'Enemy' de Denis Villeneuve (8/10)
Adam, un professeur discret, mène une vie paisible avec sa fiancée Mary. Un jour qu'il découvre son sosie parfait en la personne d’Anthony, un acteur fantasque, il ressent un trouble profond. Il commence alors à observer à distance la vie de cet homme et de sa mystérieuse femme enceinte. Puis Adam se met à imaginer les plus stupéfiants scénarios... pour lui et pour son propre couple.
Denis Villeneuve s’est imposé en quelques films comme un réalisateur à suivre. Après les très bons et efficaces ‘Incendies’ et ‘Prisoners’, le réalisateur prend le risque de faire fuir une partie de son public pour un film beaucoup plus tortueux et casse-gueule.
‘Enemy’ ne laissera en tout cas pas indifférent. Dès le début, Denis Villeneuve convoque David Lynch pour nous livrer des visions fantasques et une ambiance angoissante à souhait. La photographie jaunâtre et réussie participe également à cette pesanteur, cette sensation que les images ne seront pas à prendre au premier degré.
Le film met du temps à démarrer, mais grâce à de magnifiques scènes et effets de montage, on comprend déjà le trouble qui habite le héros. Petit à petit, Denis Villeneuve insère le doute dans l’histoire : est-elle vraiment réelle ou une pure projection de l’esprit schizophrène du personnage principal ?
Grâce à des indices savamment distillés, le réalisateur apporte des réponses mais aussi d’autres questions aux spectateurs et on a toujours la sensation de manquer quelque chose ou d’être perdu dans le film. Cette sensation énervera certains spectateurs mais c’est une composante essentielle de l’œuvre et il est tellement rare de nos jours de voir des films qui osent nous perdre dans leur histoire que c’est une expérience réellement enrichissante.

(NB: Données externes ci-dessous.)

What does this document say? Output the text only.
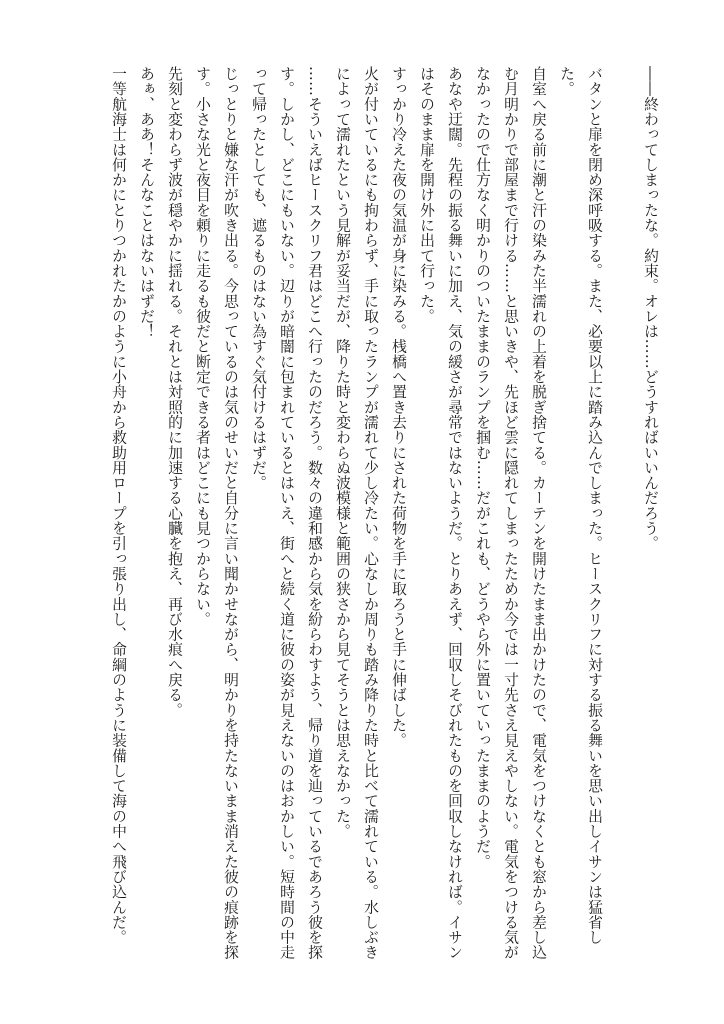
――終わってしまったな。約束。オレは……どうすればいいんだろう。

バタンと扉を閉め深呼吸する。また、必要以上に踏み込んでしまった。ヒースクリフに対する振る舞いを思い出しイサンは猛省した。

自室へ戻る前に潮と汗の染みた半濡れの上着を脱ぎ捨てる。カーテンを開けたまま出かけたので、電気をつけなくとも窓から差し込む月明かりで部屋まで行ける……と思いきや、先ほど雲に隠れてしまったためか今では一寸先さえ見えやしない。電気をつける気がなかったので仕方なく明かりのついたままのランプを掴む……だがこれも、どうやら外に置いていったままのようだ。

あなや迂闊。先程の振る舞いに加え、気の緩さが尋常ではないようだ。とりあえず、回収しそびれたものを回収しなければ。イサンはそのまま扉を開け外に出て行った。

すっかり冷えた夜の気温が身に染みる。桟橋へ置き去りにされた荷物を手に取ろうと手に伸ばした。

火が付いているにも拘わらず、手に取ったランプが濡れて少し冷たい。心なしか周りも踏み降りた時と比べて濡れている。水しぶきによって濡れたという見解が妥当だが、降りた時と変わらぬ波模様と範囲の狭さから見てそうとは思えなかった。

……そういえばヒースクリフ君はどこへ行ったのだろう。数々の違和感から気を紛らわすよう、帰り道を辿っているであろう彼を探す。しかし、どこにもいない。辺りが暗闇に包まれているとはいえ、街へと続く道に彼の姿が見えないのはおかしい。短時間の中走って帰ったとしても、遮るものはない為すぐ気付けるはずだ。

じっとりと嫌な汗が吹き出る。今思っているのは気のせいだと自分に言い聞かせながら、明かりを持たないまま消えた彼の痕跡を探す。小さな光と夜目を頼りに走るも彼だと断定できる者はどこにも見つからない。

先刻と変わらず波が穏やかに揺れる。それとは対照的に加速する心臓を抱え、再び水痕へ戻る。

あぁ、ああ！そんなことはないはずだ！

一等航海士は何かにとりつかれたかのように小舟から救助用ロープを引っ張り出し、命綱のように装備して海の中へ飛び込んだ。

Ainsi, au gré des séquences, par ailleurs très bien construites car allant toujours plus loin dans l’oppression et l’étrange, on cherche, on tâtonne une explication, et la frustration finale finira d’agacer ceux qui ne seront pas rentrés dans le film. ‘Enemy’ ne donnera pas de réponse toute faite et c’est ce que fait sa force et nous pousse à vouloir le visionner à nouveau, pour en saisir tous les détails et subtilités.
‘Enemy’ est donc un film beaucoup plus complexe et beaucoup moins évident que ce à quoi Denis Villeneuve nous avait habitués. Il trouve en Jake Gyllenhaal un acteur parfait dans ce rôle double et désorienté et montre un peu plus le talent de cet acteur discret mais talentueux.
Intriguant et intéressant de bout en bout, Denis Villeneuve joue parfaitement bien avec l’attente du spectateur et sa frustration et démontre un savoir-faire impressionnant dans la maîtrise du cadre et la construction de son film.
‘Enemy’ est donc un très bon film à analyser, à voir avec tous ses sens. Denis Villeneuve réussit son pari et nous fait plonger dans les méandres de son labyrinthe filmique grâce à des plans visuellement très efficaces et titille notre intellect et notre inconscient en convoquant le cinéma lynchien pour nous offrir une énigme savoureuse et soignée.